Também temos a ferramenta Barrier Analysis (Análise de Barreiras). É uma abordagem utilizada para examinar as defesas existentes em um sistema e entender quais falharam ou estavam ausentes no momento em que ocorreu um incidente. Ela é muito utilizada para investigar causas de desvios que podem advir de PCCs. Essa análise baseia-se no modelo do queijo suíço, desenvolvido por James Reason, onde cada fatia de queijo representa uma barreira de proteção, como treinamentos, equipamentos, validações ou controles operacionais disponíveis, e cada buraco na fatia simboliza uma falha ou fragilidade nessa barreira. Quando essas falhas se alinham ao longo das diferentes camadas, o perigo consegue atravessar todas as defesas, resultando em uma falha ou incidente indesejado.

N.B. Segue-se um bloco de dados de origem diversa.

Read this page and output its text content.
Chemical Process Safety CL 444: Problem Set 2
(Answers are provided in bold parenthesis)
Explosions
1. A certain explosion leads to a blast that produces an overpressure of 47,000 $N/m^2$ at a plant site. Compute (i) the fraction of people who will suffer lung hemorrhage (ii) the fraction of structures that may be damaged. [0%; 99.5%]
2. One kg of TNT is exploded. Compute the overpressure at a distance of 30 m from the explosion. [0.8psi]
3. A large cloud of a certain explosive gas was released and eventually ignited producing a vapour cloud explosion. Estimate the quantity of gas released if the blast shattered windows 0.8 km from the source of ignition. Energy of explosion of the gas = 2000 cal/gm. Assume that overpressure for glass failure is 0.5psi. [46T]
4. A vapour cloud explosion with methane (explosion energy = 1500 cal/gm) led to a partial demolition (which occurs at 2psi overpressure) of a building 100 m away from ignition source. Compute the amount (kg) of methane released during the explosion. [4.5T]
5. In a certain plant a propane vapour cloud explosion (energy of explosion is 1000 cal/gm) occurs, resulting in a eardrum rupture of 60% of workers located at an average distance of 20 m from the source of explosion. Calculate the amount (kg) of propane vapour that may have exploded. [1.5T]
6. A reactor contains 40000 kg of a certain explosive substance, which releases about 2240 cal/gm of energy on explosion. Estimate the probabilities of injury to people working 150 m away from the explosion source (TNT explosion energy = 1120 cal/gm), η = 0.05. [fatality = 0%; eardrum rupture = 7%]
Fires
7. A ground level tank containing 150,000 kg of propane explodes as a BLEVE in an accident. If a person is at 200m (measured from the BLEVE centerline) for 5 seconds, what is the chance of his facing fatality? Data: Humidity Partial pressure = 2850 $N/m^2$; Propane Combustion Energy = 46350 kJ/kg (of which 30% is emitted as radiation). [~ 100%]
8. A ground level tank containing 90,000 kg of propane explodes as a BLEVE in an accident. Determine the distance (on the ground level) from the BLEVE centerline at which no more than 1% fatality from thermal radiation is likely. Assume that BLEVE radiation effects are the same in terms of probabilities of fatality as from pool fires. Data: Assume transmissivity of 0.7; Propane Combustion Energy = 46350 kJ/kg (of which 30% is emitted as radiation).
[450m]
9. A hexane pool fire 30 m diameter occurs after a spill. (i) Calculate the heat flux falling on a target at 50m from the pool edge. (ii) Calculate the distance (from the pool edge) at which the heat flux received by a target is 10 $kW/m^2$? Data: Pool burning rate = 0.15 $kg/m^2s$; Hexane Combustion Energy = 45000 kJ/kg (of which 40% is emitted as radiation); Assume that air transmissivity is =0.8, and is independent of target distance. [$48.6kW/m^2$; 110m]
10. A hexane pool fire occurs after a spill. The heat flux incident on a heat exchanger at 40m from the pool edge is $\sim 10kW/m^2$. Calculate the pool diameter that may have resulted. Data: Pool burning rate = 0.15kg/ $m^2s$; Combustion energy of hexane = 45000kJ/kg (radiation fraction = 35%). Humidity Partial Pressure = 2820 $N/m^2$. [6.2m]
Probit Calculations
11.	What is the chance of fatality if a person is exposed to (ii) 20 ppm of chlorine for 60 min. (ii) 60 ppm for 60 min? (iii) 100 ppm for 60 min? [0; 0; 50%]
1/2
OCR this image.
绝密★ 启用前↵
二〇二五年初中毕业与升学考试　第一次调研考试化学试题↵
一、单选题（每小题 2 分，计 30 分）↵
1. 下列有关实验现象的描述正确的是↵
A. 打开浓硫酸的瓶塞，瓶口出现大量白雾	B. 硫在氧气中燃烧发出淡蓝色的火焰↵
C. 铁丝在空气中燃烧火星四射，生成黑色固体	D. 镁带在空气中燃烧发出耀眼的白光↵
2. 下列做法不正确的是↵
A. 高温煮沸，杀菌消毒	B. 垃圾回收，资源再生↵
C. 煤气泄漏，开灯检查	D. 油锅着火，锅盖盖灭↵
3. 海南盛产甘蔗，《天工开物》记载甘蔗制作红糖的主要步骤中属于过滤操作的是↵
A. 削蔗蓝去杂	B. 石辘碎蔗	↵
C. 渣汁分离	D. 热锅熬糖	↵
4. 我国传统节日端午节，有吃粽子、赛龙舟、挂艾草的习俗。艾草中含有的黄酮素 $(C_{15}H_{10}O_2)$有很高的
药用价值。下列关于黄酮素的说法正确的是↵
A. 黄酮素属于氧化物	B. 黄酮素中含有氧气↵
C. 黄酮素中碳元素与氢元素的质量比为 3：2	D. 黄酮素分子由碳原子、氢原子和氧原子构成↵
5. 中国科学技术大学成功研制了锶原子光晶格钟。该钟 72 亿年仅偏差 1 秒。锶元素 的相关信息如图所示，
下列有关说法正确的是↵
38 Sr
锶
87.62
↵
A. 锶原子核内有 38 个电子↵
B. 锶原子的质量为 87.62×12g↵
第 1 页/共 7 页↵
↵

E as ferramentas, quando usadas em conjunto, já são suficientes para realizar uma investigação robusta? A resposta é: NÃO.
Aqui vão algumas dicas que podem ser aplicadas ao utilizar as ferramentas e ter uma análise de causa bem sucedida:
- Reúna uma equipe multidisciplinar. É imprescindível que os setores participem de uma investigação, afinal, cada setor tem seu know-how sobre o assunto.
- Faça um brainstorm. A ideia é levantar todas as possíveis causas para posteriormente categorizar e definir uma causa raiz condizente.
- Não busque “donos” dos desvios. Na grande maioria das vezes, as investigações tendem a tomar o rumo do “erro humano”. Questione-se, veja além dos horizontes e se pergunte o que no sistema colaborou para esse erro.
- Fuja do clichê: não conformidades não devem ser tratadas somente com “treinamentos”.
- Não se prenda a causa imediatas. Vá além, busque a causa primária, secundária e sistêmica.
Investigar a fundo as não conformidades na indústria de alimentos exige mais do que aplicar uma ferramenta de forma isolada ou conjunta. Embora o método dos 5 Porquês seja útil e amplamente conhecido, sua simplicidade pode limitar a análise quando o problema envolve falhas sistêmicas, múltiplas causas ou desvios críticos, como os relacionados a PCCs. A integração de ferramentas como o Diagrama de Ishikawa, o Gráfico de Pareto e a Análise de Barreiras amplia o olhar investigativo, permite maior profundidade nas análises e favorece a identificação da causa verdadeiramente raiz, em vez de soluções superficiais ou paliativas, permitindo traçar planos de ação robustos e que trabalhem de fato a causa, para evitar a recorrência.
Mais importante do que a ferramenta utilizada é a postura investigativa: sistêmica, colaborativa e livre da busca por culpados. A robustez da análise de causa raiz está diretamente relacionada à qualidade das perguntas feitas, à pluralidade dos olhares envolvidos e à maturidade do sistema de gestão da segurança de alimentos.
Afinal, prevenir recorrências e fortalecer a cultura de segurança depende da nossa capacidade de aprender com os desvios e não somente reagir a eles.